Bill Gates was recently thwarted in his attempt to purchase Venice's historic Danieli hotel. Undeterred, he turned his sights on another location in Italy. In the end, Gates paid $170 million to convert a 17th Century Roman Palazzo into Rome's first six-star hotel through the Four Seasons Hotels and Resorts group, the lion's share of which he owns alongside with Saudi financier Prince Al Waleed bin Talal Al Saud.
It's called the Palazzo Marini, a huge complex that's adjacent to the famous Trevi Fountain, and Gates (through Four Seasons) has already reportedly put down a $21 million down payment on the property. The plan will be for it to be turned into a luxury hotel with the Four Seasons brand.
Converting the four-block complex to a deluxe Four Seasons hotel will be a major construction project, and it's not known when it can be expected to be completed. Described as "genuine fixer-upper," the palazzo was in recent years occupied at street level by a pop-up Ikea retailer.

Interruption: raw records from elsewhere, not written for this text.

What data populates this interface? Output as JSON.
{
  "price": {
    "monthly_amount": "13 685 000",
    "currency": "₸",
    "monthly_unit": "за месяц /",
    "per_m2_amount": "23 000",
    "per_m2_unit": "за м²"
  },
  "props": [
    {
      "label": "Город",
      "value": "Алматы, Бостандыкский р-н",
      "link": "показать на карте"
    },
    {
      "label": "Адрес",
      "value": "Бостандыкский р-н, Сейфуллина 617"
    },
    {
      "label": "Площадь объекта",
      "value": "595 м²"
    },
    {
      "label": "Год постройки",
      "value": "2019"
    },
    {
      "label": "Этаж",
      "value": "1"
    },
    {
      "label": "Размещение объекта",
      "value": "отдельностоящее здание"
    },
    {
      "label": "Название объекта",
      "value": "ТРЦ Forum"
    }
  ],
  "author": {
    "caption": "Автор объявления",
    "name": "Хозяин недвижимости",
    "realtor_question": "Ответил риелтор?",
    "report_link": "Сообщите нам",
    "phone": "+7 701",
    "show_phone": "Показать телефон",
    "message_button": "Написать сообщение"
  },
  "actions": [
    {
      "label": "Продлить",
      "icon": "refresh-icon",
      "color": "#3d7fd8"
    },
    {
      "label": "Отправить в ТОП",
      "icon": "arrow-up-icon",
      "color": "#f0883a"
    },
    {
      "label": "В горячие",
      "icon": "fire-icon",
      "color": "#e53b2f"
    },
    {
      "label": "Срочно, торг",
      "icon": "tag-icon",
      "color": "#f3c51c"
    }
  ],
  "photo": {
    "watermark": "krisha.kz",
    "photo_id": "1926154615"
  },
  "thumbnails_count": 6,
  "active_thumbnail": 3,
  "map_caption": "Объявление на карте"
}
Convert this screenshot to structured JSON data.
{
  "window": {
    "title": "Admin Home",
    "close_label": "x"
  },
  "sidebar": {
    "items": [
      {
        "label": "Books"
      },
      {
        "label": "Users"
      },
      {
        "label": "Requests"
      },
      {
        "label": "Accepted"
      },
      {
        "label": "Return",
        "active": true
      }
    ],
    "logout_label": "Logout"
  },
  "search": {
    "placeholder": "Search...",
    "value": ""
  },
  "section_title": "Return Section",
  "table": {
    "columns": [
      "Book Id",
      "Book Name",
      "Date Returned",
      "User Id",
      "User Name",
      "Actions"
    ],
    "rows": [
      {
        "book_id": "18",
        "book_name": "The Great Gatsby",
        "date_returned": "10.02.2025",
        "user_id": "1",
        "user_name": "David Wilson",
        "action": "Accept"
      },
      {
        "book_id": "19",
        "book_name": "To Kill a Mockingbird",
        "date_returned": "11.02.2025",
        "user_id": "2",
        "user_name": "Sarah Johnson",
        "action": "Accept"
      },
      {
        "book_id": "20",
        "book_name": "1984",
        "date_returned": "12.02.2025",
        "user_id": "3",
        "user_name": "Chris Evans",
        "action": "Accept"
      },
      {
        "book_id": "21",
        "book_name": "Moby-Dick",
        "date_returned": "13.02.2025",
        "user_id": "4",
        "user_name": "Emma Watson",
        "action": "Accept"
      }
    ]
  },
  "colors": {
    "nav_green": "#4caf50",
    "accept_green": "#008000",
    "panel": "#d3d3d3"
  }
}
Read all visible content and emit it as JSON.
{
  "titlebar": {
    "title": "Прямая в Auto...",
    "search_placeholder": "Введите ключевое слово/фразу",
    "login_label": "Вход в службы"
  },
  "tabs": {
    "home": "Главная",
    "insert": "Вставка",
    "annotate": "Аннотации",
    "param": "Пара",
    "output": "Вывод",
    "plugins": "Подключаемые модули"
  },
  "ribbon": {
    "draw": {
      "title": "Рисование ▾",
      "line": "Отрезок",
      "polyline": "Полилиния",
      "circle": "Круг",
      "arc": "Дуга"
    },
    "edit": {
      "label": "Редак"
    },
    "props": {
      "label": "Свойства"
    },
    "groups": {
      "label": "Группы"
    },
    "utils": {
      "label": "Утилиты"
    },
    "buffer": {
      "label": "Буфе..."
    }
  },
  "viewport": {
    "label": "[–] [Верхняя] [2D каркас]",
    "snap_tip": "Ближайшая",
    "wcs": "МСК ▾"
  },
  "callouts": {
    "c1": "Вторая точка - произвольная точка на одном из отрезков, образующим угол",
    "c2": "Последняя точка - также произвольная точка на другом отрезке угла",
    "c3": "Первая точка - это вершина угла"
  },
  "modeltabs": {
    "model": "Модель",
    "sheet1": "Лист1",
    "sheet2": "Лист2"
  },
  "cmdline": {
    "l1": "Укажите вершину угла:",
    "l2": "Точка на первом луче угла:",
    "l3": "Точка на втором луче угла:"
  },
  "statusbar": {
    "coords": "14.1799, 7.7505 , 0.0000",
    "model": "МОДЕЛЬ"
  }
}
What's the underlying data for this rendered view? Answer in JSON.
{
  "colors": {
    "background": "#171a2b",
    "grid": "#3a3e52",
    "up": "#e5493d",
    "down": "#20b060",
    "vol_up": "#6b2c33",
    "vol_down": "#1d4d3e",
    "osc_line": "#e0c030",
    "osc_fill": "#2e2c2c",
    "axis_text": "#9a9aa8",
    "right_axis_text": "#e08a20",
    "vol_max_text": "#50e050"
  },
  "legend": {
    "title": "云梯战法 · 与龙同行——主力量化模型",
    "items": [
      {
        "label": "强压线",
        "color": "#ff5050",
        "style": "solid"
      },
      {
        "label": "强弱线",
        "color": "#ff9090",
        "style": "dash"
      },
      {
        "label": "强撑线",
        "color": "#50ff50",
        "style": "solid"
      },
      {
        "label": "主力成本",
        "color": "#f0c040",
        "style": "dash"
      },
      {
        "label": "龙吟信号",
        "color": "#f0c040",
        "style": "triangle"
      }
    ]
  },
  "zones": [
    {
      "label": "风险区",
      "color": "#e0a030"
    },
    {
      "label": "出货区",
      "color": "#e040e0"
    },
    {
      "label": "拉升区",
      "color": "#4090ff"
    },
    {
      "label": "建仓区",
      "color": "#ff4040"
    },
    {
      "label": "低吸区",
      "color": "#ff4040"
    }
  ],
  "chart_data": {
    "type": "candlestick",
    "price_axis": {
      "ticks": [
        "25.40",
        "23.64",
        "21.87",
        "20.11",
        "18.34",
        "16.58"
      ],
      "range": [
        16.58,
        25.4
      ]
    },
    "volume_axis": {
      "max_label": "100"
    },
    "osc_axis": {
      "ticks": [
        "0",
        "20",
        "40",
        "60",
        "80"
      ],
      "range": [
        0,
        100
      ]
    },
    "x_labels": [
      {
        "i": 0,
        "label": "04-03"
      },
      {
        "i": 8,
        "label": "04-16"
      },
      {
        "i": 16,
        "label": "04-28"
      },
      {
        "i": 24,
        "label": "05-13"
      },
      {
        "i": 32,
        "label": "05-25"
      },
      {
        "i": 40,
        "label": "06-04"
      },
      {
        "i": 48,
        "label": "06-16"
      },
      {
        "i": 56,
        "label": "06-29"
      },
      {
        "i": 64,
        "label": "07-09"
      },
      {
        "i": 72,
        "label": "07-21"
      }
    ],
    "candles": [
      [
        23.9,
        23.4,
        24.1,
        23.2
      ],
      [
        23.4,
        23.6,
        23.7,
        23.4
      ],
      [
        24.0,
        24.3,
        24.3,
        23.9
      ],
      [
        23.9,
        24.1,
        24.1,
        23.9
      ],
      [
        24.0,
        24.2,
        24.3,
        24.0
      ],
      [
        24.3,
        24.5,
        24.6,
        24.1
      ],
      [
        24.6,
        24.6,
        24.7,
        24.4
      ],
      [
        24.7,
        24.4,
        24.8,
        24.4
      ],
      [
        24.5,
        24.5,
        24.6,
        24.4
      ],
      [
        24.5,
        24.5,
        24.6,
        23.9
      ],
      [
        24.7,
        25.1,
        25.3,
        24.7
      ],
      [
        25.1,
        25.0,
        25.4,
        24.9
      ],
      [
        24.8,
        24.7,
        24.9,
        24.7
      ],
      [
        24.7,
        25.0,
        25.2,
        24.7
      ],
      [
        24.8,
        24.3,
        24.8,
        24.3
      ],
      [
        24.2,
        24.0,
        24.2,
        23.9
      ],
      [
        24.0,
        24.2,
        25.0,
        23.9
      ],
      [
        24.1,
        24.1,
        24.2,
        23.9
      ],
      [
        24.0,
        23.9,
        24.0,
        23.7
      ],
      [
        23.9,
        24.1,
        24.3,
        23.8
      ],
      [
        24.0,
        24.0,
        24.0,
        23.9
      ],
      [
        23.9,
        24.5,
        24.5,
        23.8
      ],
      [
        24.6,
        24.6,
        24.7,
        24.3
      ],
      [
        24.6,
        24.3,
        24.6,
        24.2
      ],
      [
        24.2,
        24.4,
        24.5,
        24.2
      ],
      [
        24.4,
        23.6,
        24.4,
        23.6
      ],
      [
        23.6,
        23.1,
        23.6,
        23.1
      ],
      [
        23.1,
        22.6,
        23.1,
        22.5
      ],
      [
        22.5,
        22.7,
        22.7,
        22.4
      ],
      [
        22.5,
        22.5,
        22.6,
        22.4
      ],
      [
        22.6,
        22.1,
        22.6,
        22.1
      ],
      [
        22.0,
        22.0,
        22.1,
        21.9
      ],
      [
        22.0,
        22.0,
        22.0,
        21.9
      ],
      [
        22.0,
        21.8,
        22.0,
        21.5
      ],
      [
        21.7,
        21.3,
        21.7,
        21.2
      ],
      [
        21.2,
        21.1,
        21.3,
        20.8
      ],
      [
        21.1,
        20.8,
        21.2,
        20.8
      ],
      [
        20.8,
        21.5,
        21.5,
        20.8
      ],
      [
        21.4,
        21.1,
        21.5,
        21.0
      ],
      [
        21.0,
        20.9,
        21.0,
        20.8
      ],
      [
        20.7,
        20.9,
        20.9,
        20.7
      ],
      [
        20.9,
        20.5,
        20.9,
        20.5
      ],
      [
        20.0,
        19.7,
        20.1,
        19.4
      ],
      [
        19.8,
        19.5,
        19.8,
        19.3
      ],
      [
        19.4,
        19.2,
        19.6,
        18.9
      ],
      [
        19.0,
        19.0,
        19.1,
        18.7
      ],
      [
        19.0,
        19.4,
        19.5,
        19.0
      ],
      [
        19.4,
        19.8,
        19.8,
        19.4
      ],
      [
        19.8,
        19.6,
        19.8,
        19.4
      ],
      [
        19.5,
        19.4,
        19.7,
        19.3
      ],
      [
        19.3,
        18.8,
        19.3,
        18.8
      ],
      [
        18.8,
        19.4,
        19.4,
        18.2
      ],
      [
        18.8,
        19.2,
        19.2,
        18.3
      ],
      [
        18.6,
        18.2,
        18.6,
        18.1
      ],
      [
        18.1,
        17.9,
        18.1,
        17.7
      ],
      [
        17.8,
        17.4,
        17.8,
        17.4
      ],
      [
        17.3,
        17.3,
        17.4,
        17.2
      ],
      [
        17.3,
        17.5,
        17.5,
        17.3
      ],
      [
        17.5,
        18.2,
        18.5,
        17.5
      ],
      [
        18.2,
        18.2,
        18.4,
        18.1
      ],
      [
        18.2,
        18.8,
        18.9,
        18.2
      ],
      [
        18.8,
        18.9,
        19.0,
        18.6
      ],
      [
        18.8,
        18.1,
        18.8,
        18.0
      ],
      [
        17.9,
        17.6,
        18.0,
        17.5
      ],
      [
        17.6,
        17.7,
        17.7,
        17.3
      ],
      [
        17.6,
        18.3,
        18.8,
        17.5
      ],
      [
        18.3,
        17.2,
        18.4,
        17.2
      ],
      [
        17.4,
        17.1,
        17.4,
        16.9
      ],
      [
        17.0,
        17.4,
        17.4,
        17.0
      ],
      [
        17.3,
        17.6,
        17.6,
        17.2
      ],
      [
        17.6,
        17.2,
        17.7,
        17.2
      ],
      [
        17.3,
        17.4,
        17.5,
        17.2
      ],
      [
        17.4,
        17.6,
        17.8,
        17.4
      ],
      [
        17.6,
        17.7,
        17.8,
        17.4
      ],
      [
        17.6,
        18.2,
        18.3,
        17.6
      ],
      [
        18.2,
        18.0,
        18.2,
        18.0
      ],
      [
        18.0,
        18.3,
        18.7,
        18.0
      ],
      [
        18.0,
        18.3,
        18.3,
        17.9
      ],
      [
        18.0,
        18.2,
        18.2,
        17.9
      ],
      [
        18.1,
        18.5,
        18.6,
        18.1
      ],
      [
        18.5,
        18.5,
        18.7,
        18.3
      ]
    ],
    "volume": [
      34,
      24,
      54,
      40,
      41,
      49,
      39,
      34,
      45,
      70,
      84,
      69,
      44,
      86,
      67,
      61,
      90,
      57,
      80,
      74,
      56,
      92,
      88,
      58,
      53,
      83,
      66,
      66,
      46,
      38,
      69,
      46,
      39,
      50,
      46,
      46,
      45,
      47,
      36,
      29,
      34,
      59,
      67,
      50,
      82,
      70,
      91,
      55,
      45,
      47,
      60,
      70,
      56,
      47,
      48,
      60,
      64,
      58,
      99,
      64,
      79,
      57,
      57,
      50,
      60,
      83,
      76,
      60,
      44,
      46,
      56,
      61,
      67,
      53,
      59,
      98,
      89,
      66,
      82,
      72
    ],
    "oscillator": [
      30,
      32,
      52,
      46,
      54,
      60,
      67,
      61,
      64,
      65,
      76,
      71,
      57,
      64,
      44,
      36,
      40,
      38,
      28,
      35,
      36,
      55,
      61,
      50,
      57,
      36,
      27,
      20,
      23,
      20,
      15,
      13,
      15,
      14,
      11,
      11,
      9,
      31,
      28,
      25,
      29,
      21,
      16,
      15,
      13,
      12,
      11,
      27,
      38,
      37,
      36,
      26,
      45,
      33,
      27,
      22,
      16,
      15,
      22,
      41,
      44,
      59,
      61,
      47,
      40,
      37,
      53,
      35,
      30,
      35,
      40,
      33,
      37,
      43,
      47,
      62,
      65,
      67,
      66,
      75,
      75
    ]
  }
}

It dates all the way back to 1650, when it was begun (but not completed) by a Gian Lorenzo Bernini, and has gone through too many reconstructions and renovations in the intervening centuries to list.
Back in 2016, the property was sold under "fire sale" conditions by Italian real estate mogul Sergio Scarpellini, who was facing arrest for bribery at the time. A financial consortium grabbed it as part of a cluster of properties being sold by Scarpellini, priced at $800 million altogether.
Converting the complex to a hotel will reportedly cost another $120 million, but once it's completed it will be filling a hole for top tier hotels in the area, where existing hotels have been able to snag top rental rates from the rich and famous due to location alone.
Neither Gates nor Four Seasons have commented publicly on the project yet. But you can expect more press material as the hotel gets closer to completion.